しかし、その余命を縮めたのは紛れもなく商品取引員たちです。
TGEは、土地建物の売却益を日々の赤字で減らし続けており、株主でもある商品取引員にとっては、すこしでも資金のあるうちに解散してもらうことが喫緊の課題となっていました。

取引所解散の目処が付いた今、次のポイントは、上場商品の行方です。
継続して立会いを続けるには、どこかの取引所へ編入させねばなりませんが、どの取引所に組み入れられるか?は、商品取引員にとって死活問題です。

それは、大幅なシステム対応が必要となる場合があるからです。
移管に限らず、取引所のシステムが変更される場合には、商品取引員は大変重い負担を強いられることになります。
自社のバックシステムを取引所のシステムに対応させるための開発費用や機器の増強は、直接発生するコストです。2009年のTOCOMのOMXシステムへの変更の際のように、注文の種類までが大きく変わる場合には、顧客への周知徹底や問い合わせ対応にも人手を裂かれることになります。
また、取引所の出費は、商品取引員へ転嫁されます。「参加料」等の名称で、取引1枚ごとに徴収されるのがそれで、取引所の財政が厳しければ、当然、金額は大きくなります。

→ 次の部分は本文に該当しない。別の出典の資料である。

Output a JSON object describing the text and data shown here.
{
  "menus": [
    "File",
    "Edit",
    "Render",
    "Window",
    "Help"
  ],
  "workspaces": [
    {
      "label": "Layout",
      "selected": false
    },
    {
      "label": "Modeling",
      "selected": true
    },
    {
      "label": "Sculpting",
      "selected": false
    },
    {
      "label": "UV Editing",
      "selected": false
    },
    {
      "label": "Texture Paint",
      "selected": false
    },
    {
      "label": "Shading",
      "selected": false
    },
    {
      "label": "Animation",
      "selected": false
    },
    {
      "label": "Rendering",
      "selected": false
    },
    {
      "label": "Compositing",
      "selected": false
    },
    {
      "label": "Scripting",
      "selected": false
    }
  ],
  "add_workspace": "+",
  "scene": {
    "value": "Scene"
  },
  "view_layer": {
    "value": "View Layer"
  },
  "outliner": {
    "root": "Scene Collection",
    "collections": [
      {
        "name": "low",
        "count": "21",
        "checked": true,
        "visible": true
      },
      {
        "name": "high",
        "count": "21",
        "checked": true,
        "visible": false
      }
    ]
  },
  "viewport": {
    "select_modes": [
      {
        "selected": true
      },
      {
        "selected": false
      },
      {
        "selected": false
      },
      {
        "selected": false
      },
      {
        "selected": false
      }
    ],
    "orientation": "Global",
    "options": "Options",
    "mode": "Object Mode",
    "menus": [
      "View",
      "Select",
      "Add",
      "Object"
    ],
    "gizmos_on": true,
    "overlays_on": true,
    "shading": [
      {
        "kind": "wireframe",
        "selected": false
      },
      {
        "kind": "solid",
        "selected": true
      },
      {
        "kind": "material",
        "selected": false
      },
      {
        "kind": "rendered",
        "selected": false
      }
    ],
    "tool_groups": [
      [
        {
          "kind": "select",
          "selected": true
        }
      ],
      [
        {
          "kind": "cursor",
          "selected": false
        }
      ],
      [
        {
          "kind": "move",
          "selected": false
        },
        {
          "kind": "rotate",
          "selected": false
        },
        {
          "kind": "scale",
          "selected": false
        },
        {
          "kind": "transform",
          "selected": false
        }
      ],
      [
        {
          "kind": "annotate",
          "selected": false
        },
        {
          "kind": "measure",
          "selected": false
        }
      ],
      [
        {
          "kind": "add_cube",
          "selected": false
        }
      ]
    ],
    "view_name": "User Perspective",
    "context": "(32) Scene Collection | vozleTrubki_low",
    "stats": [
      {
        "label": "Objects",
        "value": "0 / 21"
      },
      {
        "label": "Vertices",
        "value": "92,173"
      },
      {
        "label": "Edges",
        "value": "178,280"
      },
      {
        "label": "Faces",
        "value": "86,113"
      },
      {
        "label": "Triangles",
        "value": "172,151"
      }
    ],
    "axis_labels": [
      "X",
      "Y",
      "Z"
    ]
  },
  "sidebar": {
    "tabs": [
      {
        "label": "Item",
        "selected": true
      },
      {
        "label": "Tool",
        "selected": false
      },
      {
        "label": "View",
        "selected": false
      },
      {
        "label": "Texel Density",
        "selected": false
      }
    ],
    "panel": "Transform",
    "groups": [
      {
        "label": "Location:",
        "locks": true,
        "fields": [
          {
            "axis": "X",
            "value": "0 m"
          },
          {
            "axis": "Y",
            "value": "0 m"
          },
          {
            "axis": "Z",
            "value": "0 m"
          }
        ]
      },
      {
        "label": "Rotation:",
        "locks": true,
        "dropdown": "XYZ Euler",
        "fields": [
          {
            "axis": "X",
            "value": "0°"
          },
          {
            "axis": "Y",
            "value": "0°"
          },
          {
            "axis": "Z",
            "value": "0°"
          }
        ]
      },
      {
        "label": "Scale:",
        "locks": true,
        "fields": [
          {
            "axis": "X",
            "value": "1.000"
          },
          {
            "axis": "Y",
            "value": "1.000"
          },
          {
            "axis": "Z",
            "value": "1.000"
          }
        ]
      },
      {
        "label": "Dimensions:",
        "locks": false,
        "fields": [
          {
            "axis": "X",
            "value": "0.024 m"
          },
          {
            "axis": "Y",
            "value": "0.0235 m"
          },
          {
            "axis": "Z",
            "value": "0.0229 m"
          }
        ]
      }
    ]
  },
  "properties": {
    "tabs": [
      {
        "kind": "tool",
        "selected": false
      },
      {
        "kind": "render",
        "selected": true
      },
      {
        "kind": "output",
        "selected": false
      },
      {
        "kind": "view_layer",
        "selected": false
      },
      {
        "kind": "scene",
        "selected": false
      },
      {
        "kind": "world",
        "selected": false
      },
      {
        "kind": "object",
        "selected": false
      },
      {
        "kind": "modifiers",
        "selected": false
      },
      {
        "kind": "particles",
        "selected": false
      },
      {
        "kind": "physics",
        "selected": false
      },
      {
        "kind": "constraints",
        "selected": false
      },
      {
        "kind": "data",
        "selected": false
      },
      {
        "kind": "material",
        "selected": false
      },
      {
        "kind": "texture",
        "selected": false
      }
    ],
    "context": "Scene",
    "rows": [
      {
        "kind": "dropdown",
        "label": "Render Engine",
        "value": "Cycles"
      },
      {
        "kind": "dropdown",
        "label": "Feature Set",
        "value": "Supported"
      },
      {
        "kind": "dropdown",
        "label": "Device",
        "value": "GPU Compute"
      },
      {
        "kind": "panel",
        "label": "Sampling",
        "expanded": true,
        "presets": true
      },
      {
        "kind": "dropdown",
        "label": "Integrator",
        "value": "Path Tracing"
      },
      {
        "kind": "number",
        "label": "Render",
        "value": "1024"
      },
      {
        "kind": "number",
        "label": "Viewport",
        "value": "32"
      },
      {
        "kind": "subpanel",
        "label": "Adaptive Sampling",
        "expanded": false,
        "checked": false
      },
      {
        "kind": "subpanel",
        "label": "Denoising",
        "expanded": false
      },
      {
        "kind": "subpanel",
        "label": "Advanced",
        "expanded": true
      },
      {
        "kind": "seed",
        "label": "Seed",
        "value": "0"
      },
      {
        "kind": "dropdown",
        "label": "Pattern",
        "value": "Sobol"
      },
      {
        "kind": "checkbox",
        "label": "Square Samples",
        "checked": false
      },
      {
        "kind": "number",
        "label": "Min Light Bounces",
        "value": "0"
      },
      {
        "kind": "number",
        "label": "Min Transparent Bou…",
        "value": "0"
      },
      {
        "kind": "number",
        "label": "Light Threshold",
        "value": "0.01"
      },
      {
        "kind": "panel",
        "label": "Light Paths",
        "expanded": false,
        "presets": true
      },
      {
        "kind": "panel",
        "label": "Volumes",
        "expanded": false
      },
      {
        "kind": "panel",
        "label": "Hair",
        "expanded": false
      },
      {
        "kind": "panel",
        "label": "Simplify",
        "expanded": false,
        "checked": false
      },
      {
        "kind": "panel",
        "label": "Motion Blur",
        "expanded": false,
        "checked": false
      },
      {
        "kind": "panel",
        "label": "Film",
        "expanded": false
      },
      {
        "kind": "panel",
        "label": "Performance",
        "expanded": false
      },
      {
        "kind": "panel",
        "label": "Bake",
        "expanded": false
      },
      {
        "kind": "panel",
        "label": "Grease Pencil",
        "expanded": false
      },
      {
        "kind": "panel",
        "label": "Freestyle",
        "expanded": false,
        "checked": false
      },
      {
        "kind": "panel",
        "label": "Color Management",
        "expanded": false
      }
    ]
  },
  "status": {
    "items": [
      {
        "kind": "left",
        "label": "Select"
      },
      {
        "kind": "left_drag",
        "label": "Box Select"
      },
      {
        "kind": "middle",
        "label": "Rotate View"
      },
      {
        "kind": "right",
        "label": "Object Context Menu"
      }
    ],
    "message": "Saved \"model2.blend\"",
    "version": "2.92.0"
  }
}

システムを共同利用している東京"工業"品取引所へか?
穀物中心の取り扱いながら、現行は板寄せで、今まさに新システムを発注したばかりの関西商品取引所へとし、経営体力のない取引員をふるいにかけるか?

TGEがどこに嫁入りするかによっては、業界地図が書き換えられるかもしれませんし、投資家の方に直接関わることとしては、手数料をはじめとするサービス体系が覆されるかもしれません。
商品業界は今年度も波乱の様相を呈しています。